Google.org has announced 12 recipients of its $20 million AI for Science fund, backing academic, nonprofit, and startup teams that are applying AI to accelerate discovery across health, agriculture, and biodiversity. The initiative is framed as a response to a widening gap between the growing complexity of global challenges and the slowing pace of scientific progress, with Google.org positioning AI as a way to help researchers achieve in years what previously took decades.
In naming the new cohort, Google.org said the awardees are not only using AI to synthesize and process data, but also to push past bottlenecks that have limited progress in key scientific domains. A central requirement of the program is a commitment to open science, with an expectation that funded work will generate open-source datasets and solutions that can be reused beyond each project’s original application.
In life sciences and health, Google.org highlighted multiple projects aimed at making biological data more predictive and clinically actionable.
UW Medicine plans to use its Fiber seq technology to generate long-read maps of poorly understood regions of the human genome, with the goal of clarifying the genetic drivers of rare diseases.
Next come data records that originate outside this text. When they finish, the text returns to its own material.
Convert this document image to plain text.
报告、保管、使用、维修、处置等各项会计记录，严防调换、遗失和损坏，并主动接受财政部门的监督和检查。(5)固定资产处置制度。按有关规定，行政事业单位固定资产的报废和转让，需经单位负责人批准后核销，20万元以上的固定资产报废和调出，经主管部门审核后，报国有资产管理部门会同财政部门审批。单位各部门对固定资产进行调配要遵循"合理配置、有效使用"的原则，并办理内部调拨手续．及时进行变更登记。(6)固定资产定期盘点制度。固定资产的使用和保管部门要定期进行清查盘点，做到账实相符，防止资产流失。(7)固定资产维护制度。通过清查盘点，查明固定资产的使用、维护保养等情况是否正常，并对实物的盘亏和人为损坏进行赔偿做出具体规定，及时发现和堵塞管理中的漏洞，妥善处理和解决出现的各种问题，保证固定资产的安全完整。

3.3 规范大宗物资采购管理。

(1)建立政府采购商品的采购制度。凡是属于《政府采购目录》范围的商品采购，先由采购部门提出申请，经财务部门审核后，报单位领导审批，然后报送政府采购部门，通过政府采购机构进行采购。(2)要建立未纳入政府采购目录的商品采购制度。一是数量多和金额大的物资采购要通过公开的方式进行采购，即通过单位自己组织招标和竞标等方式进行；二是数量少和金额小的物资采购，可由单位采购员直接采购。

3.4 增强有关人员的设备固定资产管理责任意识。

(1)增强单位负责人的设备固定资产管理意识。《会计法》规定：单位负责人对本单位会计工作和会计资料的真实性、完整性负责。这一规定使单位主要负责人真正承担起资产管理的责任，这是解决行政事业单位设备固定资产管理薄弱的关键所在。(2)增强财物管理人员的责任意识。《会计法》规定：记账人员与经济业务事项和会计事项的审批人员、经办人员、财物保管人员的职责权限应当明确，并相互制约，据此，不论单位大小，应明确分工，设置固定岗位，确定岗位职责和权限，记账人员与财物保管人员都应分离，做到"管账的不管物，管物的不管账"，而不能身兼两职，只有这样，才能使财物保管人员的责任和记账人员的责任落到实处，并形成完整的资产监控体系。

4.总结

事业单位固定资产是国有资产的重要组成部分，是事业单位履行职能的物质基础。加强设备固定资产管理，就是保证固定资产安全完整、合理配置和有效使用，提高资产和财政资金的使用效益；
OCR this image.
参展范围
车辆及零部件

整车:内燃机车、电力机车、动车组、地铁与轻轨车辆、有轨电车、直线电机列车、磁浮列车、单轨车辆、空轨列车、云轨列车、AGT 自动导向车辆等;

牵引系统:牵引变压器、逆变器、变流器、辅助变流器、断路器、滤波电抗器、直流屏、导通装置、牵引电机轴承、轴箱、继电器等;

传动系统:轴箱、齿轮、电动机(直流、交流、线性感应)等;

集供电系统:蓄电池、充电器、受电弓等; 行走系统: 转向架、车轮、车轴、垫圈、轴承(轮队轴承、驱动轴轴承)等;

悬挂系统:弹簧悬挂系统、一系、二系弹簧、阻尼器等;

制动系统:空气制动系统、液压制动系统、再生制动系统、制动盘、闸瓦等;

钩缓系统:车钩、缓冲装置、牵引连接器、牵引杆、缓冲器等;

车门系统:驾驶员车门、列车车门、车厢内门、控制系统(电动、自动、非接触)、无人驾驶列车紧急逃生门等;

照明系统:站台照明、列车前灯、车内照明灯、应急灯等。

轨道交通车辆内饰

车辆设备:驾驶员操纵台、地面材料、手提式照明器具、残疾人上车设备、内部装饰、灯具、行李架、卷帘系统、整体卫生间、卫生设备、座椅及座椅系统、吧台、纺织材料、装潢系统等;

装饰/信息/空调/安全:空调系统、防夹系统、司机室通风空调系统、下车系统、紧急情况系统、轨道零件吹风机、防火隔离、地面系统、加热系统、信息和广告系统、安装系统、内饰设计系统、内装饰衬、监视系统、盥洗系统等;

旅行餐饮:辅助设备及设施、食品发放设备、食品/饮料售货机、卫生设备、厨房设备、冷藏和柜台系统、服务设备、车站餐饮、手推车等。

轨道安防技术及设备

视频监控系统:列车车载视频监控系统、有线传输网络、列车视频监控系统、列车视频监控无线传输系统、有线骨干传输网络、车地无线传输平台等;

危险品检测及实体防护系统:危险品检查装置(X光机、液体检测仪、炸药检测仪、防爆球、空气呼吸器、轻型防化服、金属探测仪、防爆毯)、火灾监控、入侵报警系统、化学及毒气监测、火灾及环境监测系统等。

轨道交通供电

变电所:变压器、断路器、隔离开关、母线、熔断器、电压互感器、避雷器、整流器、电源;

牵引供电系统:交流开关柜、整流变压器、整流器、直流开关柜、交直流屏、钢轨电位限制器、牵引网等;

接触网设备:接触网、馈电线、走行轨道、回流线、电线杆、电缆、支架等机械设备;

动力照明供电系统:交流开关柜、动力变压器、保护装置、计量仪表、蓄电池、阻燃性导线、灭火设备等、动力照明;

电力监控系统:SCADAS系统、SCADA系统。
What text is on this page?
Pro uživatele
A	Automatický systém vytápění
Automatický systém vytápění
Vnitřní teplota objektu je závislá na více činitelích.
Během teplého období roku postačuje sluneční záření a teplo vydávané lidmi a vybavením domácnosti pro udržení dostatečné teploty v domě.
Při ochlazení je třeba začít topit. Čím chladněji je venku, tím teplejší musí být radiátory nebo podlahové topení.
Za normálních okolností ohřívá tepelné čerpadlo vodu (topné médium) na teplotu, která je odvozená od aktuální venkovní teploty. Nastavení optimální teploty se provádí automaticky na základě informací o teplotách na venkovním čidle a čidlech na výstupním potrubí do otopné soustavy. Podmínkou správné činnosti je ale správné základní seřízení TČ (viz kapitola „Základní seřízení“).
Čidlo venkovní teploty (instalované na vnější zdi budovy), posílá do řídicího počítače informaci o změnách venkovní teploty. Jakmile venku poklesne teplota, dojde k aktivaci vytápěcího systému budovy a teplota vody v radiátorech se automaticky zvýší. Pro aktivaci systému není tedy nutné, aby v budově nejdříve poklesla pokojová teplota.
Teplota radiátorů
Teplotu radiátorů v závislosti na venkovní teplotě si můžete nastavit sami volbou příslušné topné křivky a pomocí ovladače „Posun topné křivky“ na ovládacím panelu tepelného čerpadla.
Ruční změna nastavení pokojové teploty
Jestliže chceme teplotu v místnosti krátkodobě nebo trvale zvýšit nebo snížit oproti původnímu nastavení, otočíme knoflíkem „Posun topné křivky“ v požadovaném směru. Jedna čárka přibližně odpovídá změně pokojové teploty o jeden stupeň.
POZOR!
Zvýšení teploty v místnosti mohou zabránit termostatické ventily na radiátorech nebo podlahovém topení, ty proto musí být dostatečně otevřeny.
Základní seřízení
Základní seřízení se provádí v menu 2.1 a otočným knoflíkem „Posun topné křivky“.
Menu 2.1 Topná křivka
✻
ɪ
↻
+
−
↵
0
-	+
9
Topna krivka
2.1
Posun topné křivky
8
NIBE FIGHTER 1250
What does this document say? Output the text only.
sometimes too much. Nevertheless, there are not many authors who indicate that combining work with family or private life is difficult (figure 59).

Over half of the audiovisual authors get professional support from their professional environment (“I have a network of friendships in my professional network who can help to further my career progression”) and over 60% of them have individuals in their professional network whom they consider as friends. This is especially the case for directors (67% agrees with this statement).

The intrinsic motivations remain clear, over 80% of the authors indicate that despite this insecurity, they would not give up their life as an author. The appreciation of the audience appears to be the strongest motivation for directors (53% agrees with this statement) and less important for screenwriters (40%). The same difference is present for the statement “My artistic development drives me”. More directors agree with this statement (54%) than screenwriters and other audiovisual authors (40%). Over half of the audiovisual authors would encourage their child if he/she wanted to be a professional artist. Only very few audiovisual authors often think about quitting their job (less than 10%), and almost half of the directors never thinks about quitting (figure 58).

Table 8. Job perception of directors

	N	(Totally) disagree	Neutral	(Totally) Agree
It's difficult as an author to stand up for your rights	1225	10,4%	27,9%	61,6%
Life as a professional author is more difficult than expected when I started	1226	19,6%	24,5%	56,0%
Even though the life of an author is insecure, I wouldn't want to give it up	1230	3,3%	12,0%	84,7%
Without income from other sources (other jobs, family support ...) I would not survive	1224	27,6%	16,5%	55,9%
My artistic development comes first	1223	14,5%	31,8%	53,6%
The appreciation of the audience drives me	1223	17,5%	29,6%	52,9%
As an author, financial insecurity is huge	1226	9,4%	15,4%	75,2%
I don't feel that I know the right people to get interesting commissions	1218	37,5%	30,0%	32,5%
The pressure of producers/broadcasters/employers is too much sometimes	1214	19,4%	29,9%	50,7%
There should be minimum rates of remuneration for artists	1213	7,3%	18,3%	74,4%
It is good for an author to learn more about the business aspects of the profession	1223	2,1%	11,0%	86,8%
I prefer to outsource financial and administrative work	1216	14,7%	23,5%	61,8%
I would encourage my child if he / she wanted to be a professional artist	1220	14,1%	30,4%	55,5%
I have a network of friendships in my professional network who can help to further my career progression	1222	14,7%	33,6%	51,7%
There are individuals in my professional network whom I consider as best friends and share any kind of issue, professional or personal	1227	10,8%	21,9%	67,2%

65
Cedars Sinai Medical Center is building BAN map, an AI-guided tool designed to analyze neural data and adjust experimental conditions in real time to maximize discovery during limited lab windows, targeting a deeper understanding of thought and memory.
The Technical University of Munich is developing a multiscale foundation model intended to connect cell-level signals to organ-level behavior, enabling clinicians to simulate disease progression and evaluate interventions digitally.
Makerere University’s Infectious Disease Institute is applying AI tools, including the EVE framework and AlphaFold, to anticipate how malaria parasites evolve and identify drug resistance earlier.
France-based Spore.Bio is developing an AI-powered scanner intended to reduce the time required to detect dangerous drug-resistant bacteria from days to under an hour.
In agriculture and food systems, the fund is backing efforts to build resilience, improve nutrition, and advance sustainability as climate pressures intensify.
The Sainsbury Laboratory is launching Bifrost, which uses AlphaFold3 to predict how plant immune receptors interact with pathogens from genome sequences, aiming to speed the development of disease-resistant crops.
The Periodic Table of Food Initiative is building an AI-powered platform to map thousands of previously unknown food molecules that influence nutrition and flavor, a step the organization says could support healthier diet design. At UC Berkeley, the Innovative Genomics Institute is studying cow microbiomes, using AI to identify interactions that could be edited to reduce livestock methane emissions.
On biodiversity and planetary resilience, Google.org highlighted projects that scale mapping, modeling, and protection of natural systems while advancing clean energy and carbon capture pathways.
Rockefeller University is working to modernize genome sequencing pipelines with AI-driven automation for data curation, intended to accelerate production of high-quality genomic references across the planet’s roughly 1.8 million species.
UNEP WCMC plans to use large language models to scan millions of scientific records and close “data desert” gaps, producing a distribution map for 350,000 known plant species to inform conservation decisions.
EPFL’s Swiss Plasma Center is focused on standardizing fusion energy data and experiments so AI models can learn from collective results and potentially accelerate progress toward carbon-free fusion power.
The University of Liverpool is developing a Hive Mind approach that links autonomous lab robots with human scientists and AI agents to speed discovery of new materials for global-scale carbon capture.
Google.org said the cohort reflects how AI can translate scientific progress into practical outcomes, from preventing disease to protecting crops and ecosystems. The organization also signaled that it expects to continue expanding support for groups pursuing breakthrough science, while encouraging broader participation in future opportunities tied to its mission to solve critical global challenges.